The standard interpretation of the recent vote is that the entrance of Alternative for Germany, or AfD, into the Bavarian Landtag (legislature) is another example of Germany’s inability to deal with its nationalistic element. In fact, a closer look shows that the real issue is not how to deal with nationalism but how to define it. All sides in the election were propounding their own views about what German nationalism, and its peculiar Bavarian interpretation, is about.[...]
Their sense of nation included acceptance of change and growth, but only against the backdrop of an ethnic German supermajority and a Christian-influenced public morality. Feeling betrayed by the CSU, nearly one in eight Bavarians supported the radically anti-Islamic AfD in last year’s federal vote, with proportions rising in the CSU’s rural, Catholic heartland. [...]
The CSU therefore staved off catastrophic defeat, but only at a great cost. The AfD share of the vote dropped compared with the 2017 Bundestag election in rural regions and small towns, and some of those voters returned to the CSU. The FW, however, also gained some of these voters as they were a safe protest party for those who wanted to send the CSU a message.
In the cities, the CSU defined itself in a way that proved unacceptable to economically conservative but culturally liberal voters who want a Germany that is open to migrants and the world. The SPD’s collapse also showed that the old ways no longer hold; the two parties combined for less than a majority of the vote. The centre held, but just barely.[...]

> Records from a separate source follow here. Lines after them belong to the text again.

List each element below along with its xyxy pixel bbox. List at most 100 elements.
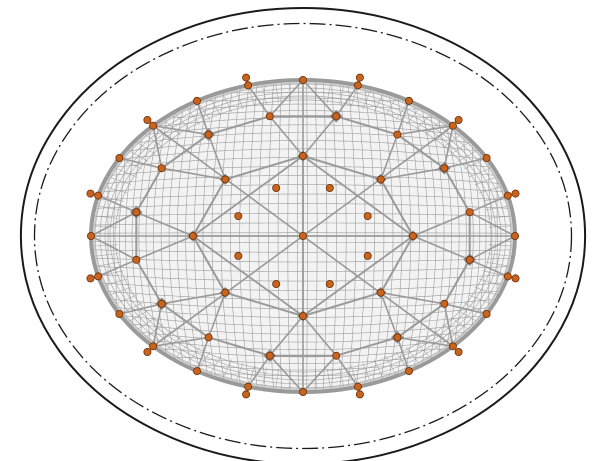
rim-mesh-spoke — [327, 81, 331, 104]
rim-mesh-spoke — [482, 270, 508, 277]
cable-member — [468, 194, 509, 213]
cable-member — [192, 235, 227, 294]
node-point — [298, 231, 307, 240]
node-point — [503, 272, 512, 281]
rim-mesh-spoke — [450, 140, 472, 155]
node-point — [157, 164, 166, 173]
node-points — [86, 73, 520, 399]
rim-mesh-spoke — [134, 140, 156, 155]
rim-mesh-spoke — [173, 111, 191, 130]
rim-mesh-spoke — [134, 317, 156, 332]
rim-mesh-spoke — [457, 310, 480, 323]
rim-mesh-spoke — [184, 347, 200, 366]
cable-member — [379, 291, 446, 305]
rim-mesh-spoke — [479, 278, 504, 287]
rim-mesh-spoke — [92, 215, 119, 219]
rim-mesh-spoke — [482, 195, 508, 202]
cable-member — [302, 79, 338, 118]
node-point — [363, 251, 372, 260]
cable-member — [268, 115, 304, 157]
node-point — [511, 189, 520, 198]
node-point — [234, 212, 243, 221]
rim-mesh-spoke — [362, 88, 372, 110]
cable-member — [160, 302, 210, 339]
node-point — [115, 153, 124, 162]
rim-mesh-spoke — [373, 359, 385, 381]
rim-mesh-spoke — [95, 261, 121, 267]
node-point — [325, 183, 334, 192]
rim-mesh-spoke — [208, 356, 221, 377]
mesh-line-horizontal — [91, 140, 511, 151]
node-point — [188, 231, 197, 240]
rim-mesh-spoke — [485, 261, 511, 267]
cable-member — [207, 115, 271, 136]
cable-member — [379, 167, 446, 181]
rim-mesh-spoke — [275, 368, 279, 391]
rim-mesh-spoke — [261, 367, 267, 390]
node-point — [244, 81, 253, 90]
node-point — [157, 299, 166, 308]
rim-mesh-spoke — [463, 157, 487, 170]
cable-member — [335, 354, 359, 388]
cable-member — [468, 235, 516, 261]
rim-mesh-spoke — [112, 295, 137, 306]
cable-member — [135, 235, 194, 261]
rim-mesh-spoke — [485, 205, 511, 211]
node-point — [149, 121, 158, 130]
cable-member — [196, 100, 210, 136]
mesh-line-horizontal — [91, 213, 512, 217]
node-point — [355, 73, 364, 82]
cable-member — [268, 354, 304, 393]
cable-member — [396, 336, 410, 372]
cable-member — [468, 258, 509, 278]
node-point — [482, 153, 491, 162]
rim-mesh-spoke — [479, 185, 504, 194]
node-point — [204, 130, 213, 139]
cable-member — [97, 258, 138, 278]
node-point — [465, 208, 474, 217]
cable-member — [160, 167, 226, 181]
rim-mesh-spoke — [173, 342, 191, 361]
mesh-line-horizontal — [91, 290, 511, 300]
cable-member — [207, 133, 226, 181]
rim-mesh-spoke — [415, 111, 433, 130]
node-point — [94, 191, 103, 200]
node-point — [298, 311, 307, 320]
cable-member — [396, 336, 454, 348]
rim-mesh-spoke — [126, 310, 149, 323]
rim-mesh-spoke — [469, 295, 494, 306]
rim-mesh-spoke — [221, 91, 233, 113]
outer-boundary-line — [19, 6, 587, 461]
rim-mesh-spoke — [119, 302, 143, 315]
cable-member — [379, 178, 414, 237]
rim-mesh-spoke — [275, 81, 279, 104]
node-point — [192, 96, 201, 105]
mesh-line-horizontal — [91, 117, 511, 126]
rim-mesh-spoke — [327, 368, 331, 391]
cable-member — [207, 291, 226, 339]
rim-mesh-spoke — [339, 367, 345, 390]
cable-member — [396, 100, 410, 136]
node-point — [440, 299, 449, 308]
node-point — [94, 272, 103, 281]
cable-member — [247, 354, 271, 388]
node-point — [298, 151, 307, 160]
node-point — [143, 116, 152, 125]
cable-member — [443, 167, 471, 214]
cable-member — [443, 258, 471, 305]
rim-mesh-spoke — [91, 225, 118, 228]
cable-member — [412, 235, 471, 261]
mesh-line-horizontal — [91, 241, 511, 243]
mesh-line-horizontal — [91, 203, 512, 209]
cable-member — [160, 291, 226, 305]
node-point — [353, 81, 362, 90]
node-point — [440, 164, 449, 173]
mesh-line-horizontal — [91, 184, 511, 193]
rim-mesh-spoke — [91, 244, 118, 247]
cable-member — [152, 336, 210, 348]
cable-member — [396, 302, 446, 339]
node-point — [132, 208, 141, 217]
node-point — [404, 96, 413, 105]
cable-member — [302, 354, 338, 393]
cable-member — [443, 302, 488, 315]
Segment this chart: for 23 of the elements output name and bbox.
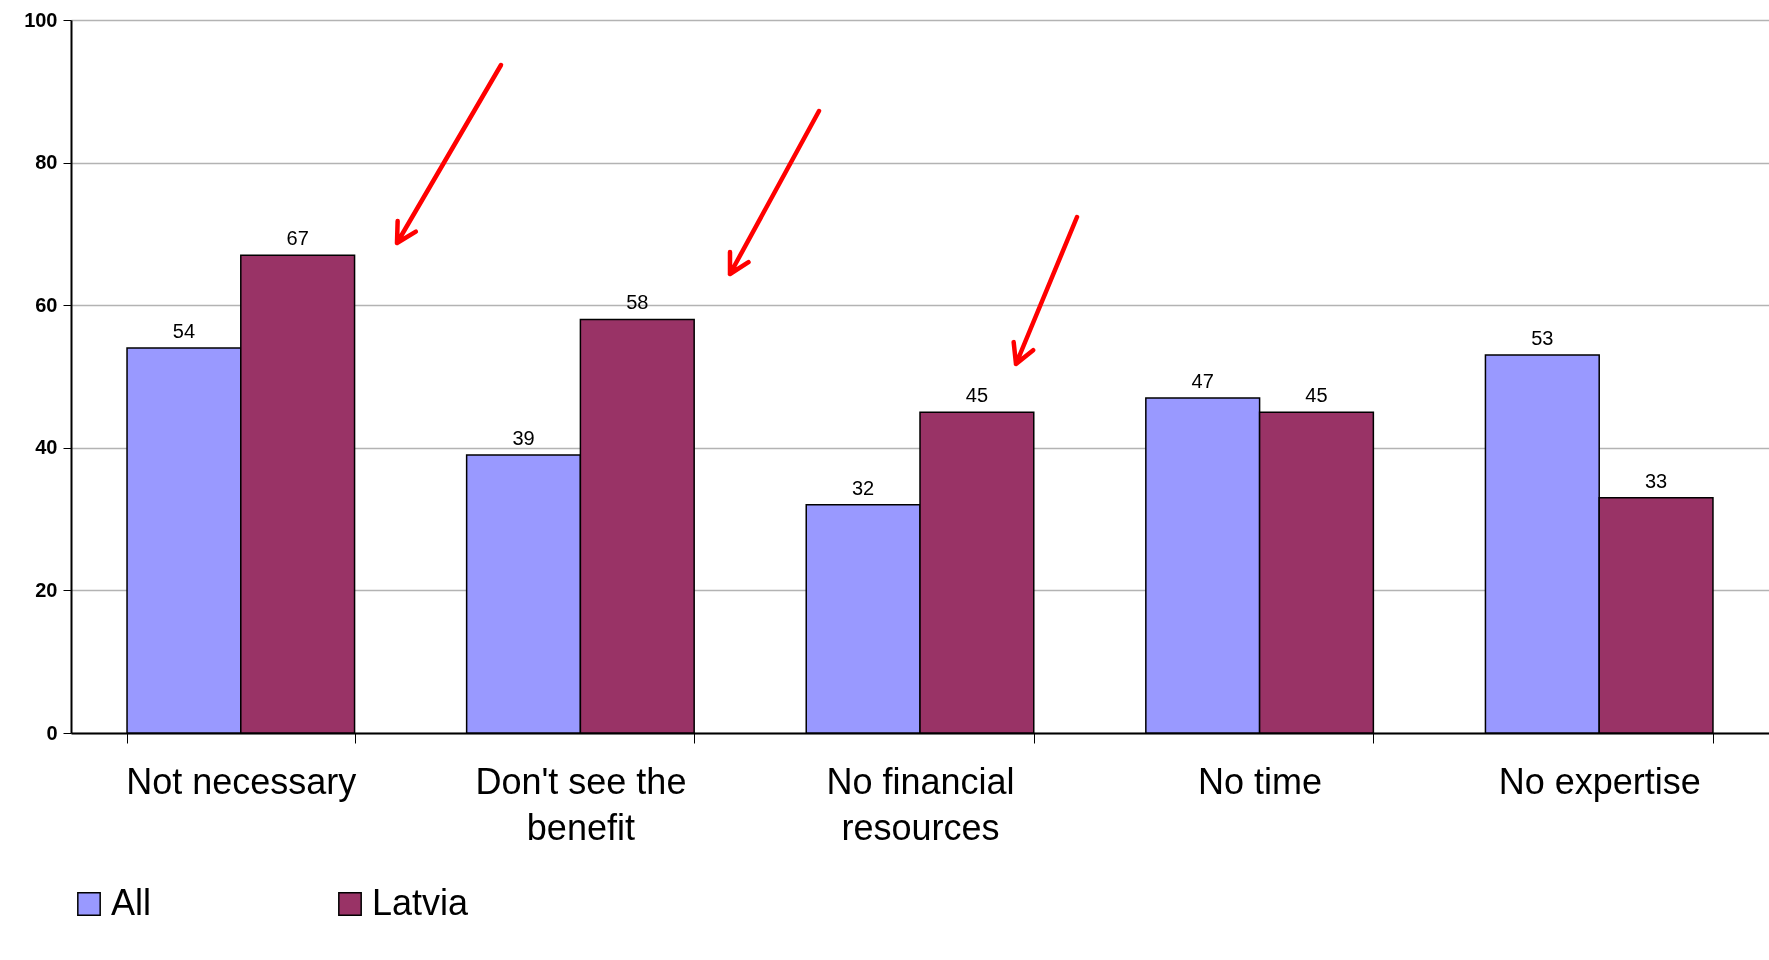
data-label: 47 — [1191, 369, 1214, 392]
data-label: 45 — [1305, 384, 1328, 407]
data-label: 58 — [626, 291, 649, 314]
legend-label: Latvia — [372, 882, 470, 923]
y-tick-label: 40 — [35, 436, 58, 459]
legend-label: All — [111, 882, 152, 923]
data-label: 54 — [172, 319, 196, 342]
data-label: 33 — [1644, 469, 1668, 492]
x-tick-label: No financial resources — [826, 760, 1015, 848]
data-label: 67 — [286, 227, 309, 250]
data-label: 53 — [1531, 327, 1554, 350]
y-tick-label: 80 — [35, 151, 58, 174]
y-tick-label: 100 — [24, 8, 58, 31]
data-label: 32 — [851, 476, 875, 499]
x-tick-label: Don't see the benefit — [475, 760, 687, 848]
data-label: 45 — [965, 384, 989, 407]
x-tick-label: No time — [1198, 760, 1323, 802]
y-tick-label: 60 — [35, 293, 58, 316]
y-tick-label: 0 — [46, 721, 58, 744]
y-tick-label: 20 — [35, 578, 58, 601]
x-tick-label: Not necessary — [126, 760, 357, 802]
x-tick-label: No expertise — [1498, 760, 1701, 802]
data-label: 39 — [512, 426, 535, 449]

Meanwhile, the AfD is now the largest party in the former communist East. Combined with the party descended from the former Communists, Die Linke, nearly half of East Germany’s voters support a party of either the far Left or far Right. Thirty years after the fall of the Berlin Wall, it seems that East Germany’s politics have more in common with those of their former Warsaw Pact allies, where Right or Left-wing populism is also rising, than of the western part of the nation they now call home.